A racquet ball with mass m = 0.256 kg is moving toward the wall at v = 11.8 m/s and at an angle of θ = 29° with respect to the horizontal. The ball makes a perfectly elastic collision with the solid, frictionless wall and rebounds at the same angle with respect to the horizontal. The ball is in contact with the wall for t = 0.066 s.

1)

What is the magnitude of the initial momentum of the racquet ball?

kg-m/s

2)

What is the magnitude of the change in momentum of the racquet ball?

kg-m/s

3)

What is the magnitude of the average force the wall exerts on the racquet ball?

Answer 1

Step-by-step explanation:

Given that,

Mass of the, m = 0.256 kg

Initial peed of the ball, v = 11.8 m/s

The ball is in contact with the wall for t = 0.066 s

(1) The magnitude of the initial momentum of the racquet ball is given by :

p = mv

`p=0.256\ kg* 11.8\ m/s\\\\p=3.02\ kg-m/s`

(2) It is projected at angle of 29 degrees.

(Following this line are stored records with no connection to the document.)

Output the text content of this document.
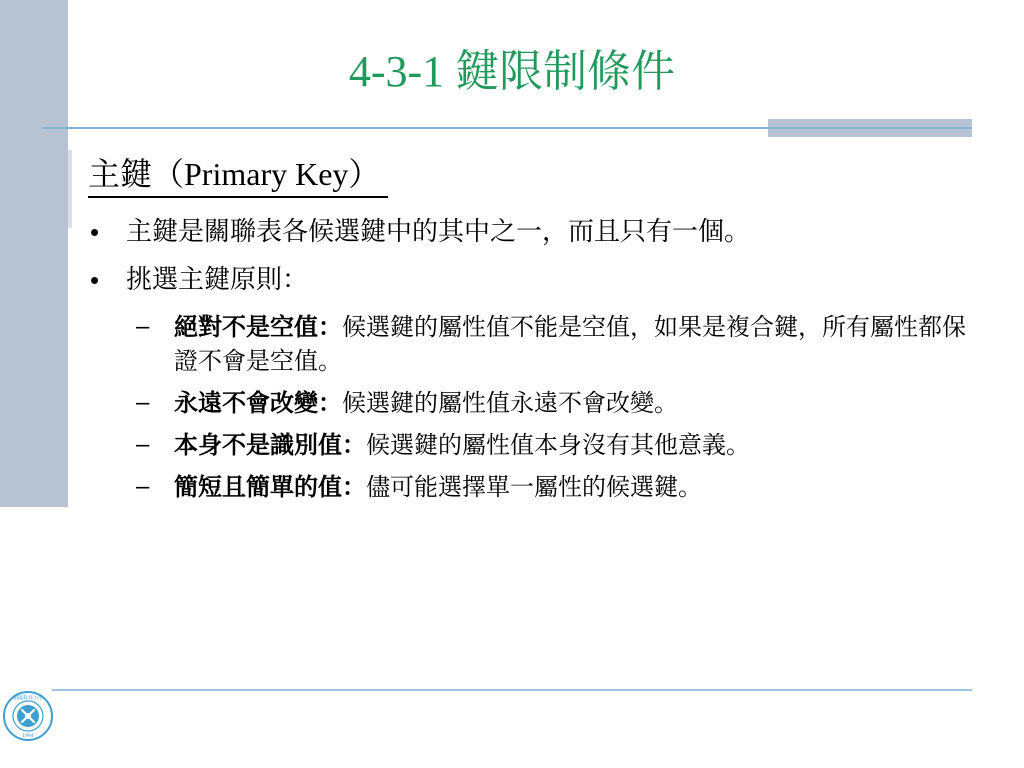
4-3-1 鍵限制條件
主鍵（Primary Key）
• 主鍵是關聯表各候選鍵中的其中之一，而且只有一個。
• 挑選主鍵原則：
– 絕對不是空值：候選鍵的屬性值不能是空值，如果是複合鍵，所有屬性都保證不會是空值。
– 永遠不會改變：候選鍵的屬性值永遠不會改變。
– 本身不是識別值：候選鍵的屬性值本身沒有其他意義。
– 簡短且簡單的值：儘可能選擇單一屬性的候選鍵。
朝陽科技大學
1994
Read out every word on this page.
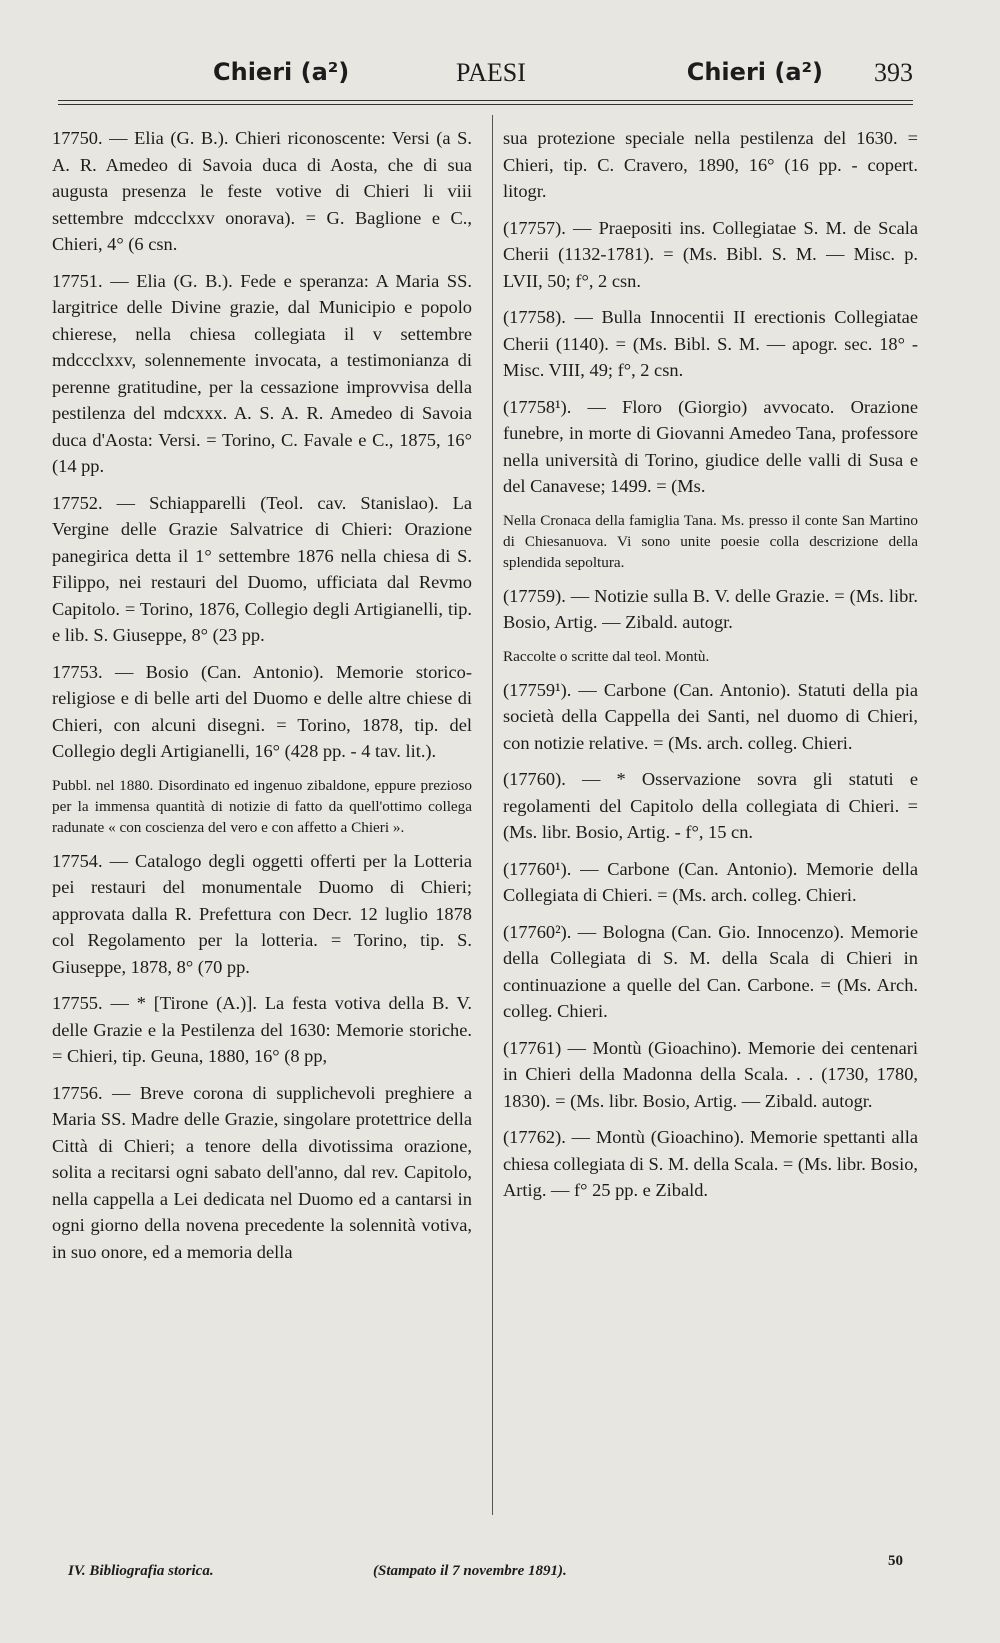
Chieri (a²)	PAESI	Chieri (a²) 393

17750. — Elia (G. B.). Chieri riconoscente: Versi (a S. A. R. Amedeo di Savoia duca di Aosta, che di sua augusta presenza le feste votive di Chieri li viii settembre mdccclxxv onorava). = G. Baglione e C., Chieri, 4° (6 csn.

17751. — Elia (G. B.). Fede e speranza: A Maria SS. largitrice delle Divine grazie, dal Municipio e popolo chierese, nella chiesa collegiata il v settembre mdccclxxv, solennemente invocata, a testimonianza di perenne gratitudine, per la cessazione improvvisa della pestilenza del mdcxxx. A. S. A. R. Amedeo di Savoia duca d'Aosta: Versi. = Torino, C. Favale e C., 1875, 16° (14 pp.

17752. — Schiapparelli (Teol. cav. Stanislao). La Vergine delle Grazie Salvatrice di Chieri: Orazione panegirica detta il 1° settembre 1876 nella chiesa di S. Filippo, nei restauri del Duomo, ufficiata dal Revmo Capitolo. = Torino, 1876, Collegio degli Artigianelli, tip. e lib. S. Giuseppe, 8° (23 pp.

17753. — Bosio (Can. Antonio). Memorie storico-religiose e di belle arti del Duomo e delle altre chiese di Chieri, con alcuni disegni. = Torino, 1878, tip. del Collegio degli Artigianelli, 16° (428 pp. - 4 tav. lit.).

Pubbl. nel 1880. Disordinato ed ingenuo zibaldone, eppure prezioso per la immensa quantità di notizie di fatto da quell'ottimo collega radunate « con coscienza del vero e con affetto a Chieri ».

17754. — Catalogo degli oggetti offerti per la Lotteria pei restauri del monumentale Duomo di Chieri; approvata dalla R. Prefettura con Decr. 12 luglio 1878 col Regolamento per la lotteria. = Torino, tip. S. Giuseppe, 1878, 8° (70 pp.

17755. — * [Tirone (A.)]. La festa votiva della B. V. delle Grazie e la Pestilenza del 1630: Memorie storiche. = Chieri, tip. Geuna, 1880, 16° (8 pp,

17756. — Breve corona di supplichevoli preghiere a Maria SS. Madre delle Grazie, singolare protettrice della Città di Chieri; a tenore della divotissima orazione, solita a recitarsi ogni sabato dell'anno, dal rev. Capitolo, nella cappella a Lei dedicata nel Duomo ed a cantarsi in ogni giorno della novena precedente la solennità votiva, in suo onore, ed a memoria della

sua protezione speciale nella pestilenza del 1630. = Chieri, tip. C. Cravero, 1890, 16° (16 pp. - copert. litogr.

(17757). — Praepositi ins. Collegiatae S. M. de Scala Cherii (1132-1781). = (Ms. Bibl. S. M. — Misc. p. LVII, 50; f°, 2 csn.

(17758). — Bulla Innocentii II erectionis Collegiatae Cherii (1140). = (Ms. Bibl. S. M. — apogr. sec. 18° - Misc. VIII, 49; f°, 2 csn.

(17758¹). — Floro (Giorgio) avvocato. Orazione funebre, in morte di Giovanni Amedeo Tana, professore nella università di Torino, giudice delle valli di Susa e del Canavese; 1499. = (Ms.

Nella Cronaca della famiglia Tana. Ms. presso il conte San Martino di Chiesanuova. Vi sono unite poesie colla descrizione della splendida sepoltura.

(17759). — Notizie sulla B. V. delle Grazie. = (Ms. libr. Bosio, Artig. — Zibald. autogr.

Raccolte o scritte dal teol. Montù.

(17759¹). — Carbone (Can. Antonio). Statuti della pia società della Cappella dei Santi, nel duomo di Chieri, con notizie relative. = (Ms. arch. colleg. Chieri.

(17760). — * Osservazione sovra gli statuti e regolamenti del Capitolo della collegiata di Chieri. = (Ms. libr. Bosio, Artig. - f°, 15 cn.

(17760¹). — Carbone (Can. Antonio). Memorie della Collegiata di Chieri. = (Ms. arch. colleg. Chieri.

(17760²). — Bologna (Can. Gio. Innocenzo). Memorie della Collegiata di S. M. della Scala di Chieri in continuazione a quelle del Can. Carbone. = (Ms. Arch. colleg. Chieri.

(17761) — Montù (Gioachino). Memorie dei centenari in Chieri della Madonna della Scala. . . (1730, 1780, 1830). = (Ms. libr. Bosio, Artig. — Zibald. autogr.

(17762). — Montù (Gioachino). Memorie spettanti alla chiesa collegiata di S. M. della Scala. = (Ms. libr. Bosio, Artig. — f° 25 pp. e Zibald.

IV. Bibliografia storica.	(Stampato il 7 novembre 1891).
50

The ball makes a perfectly elastic collision with the solid, frictionless wall and rebounds at the same angle with respect to the horizontal.

The change in momentum of the racquet ball is given by :

`\Delta p = m(v\cos \theta - (-v\cos \theta))\\\\\Delta p = m(v\cos \theta - (-v\cos \theta))\\\\\Delta p = 2mv\cos \theta\\\\\Delta p = 2* 0.256 * 11.8* \cos (29)\\\\\Delta p=5.28\ kg-m/s`

(3) Impulse is equal to the change in momentum.

`\Delta p=Ft\\\\F=(\Delta p)/(t)\\\\F=(5.28)/(0.066 )\\\\F=80\ N`

Hence, this is the required solution.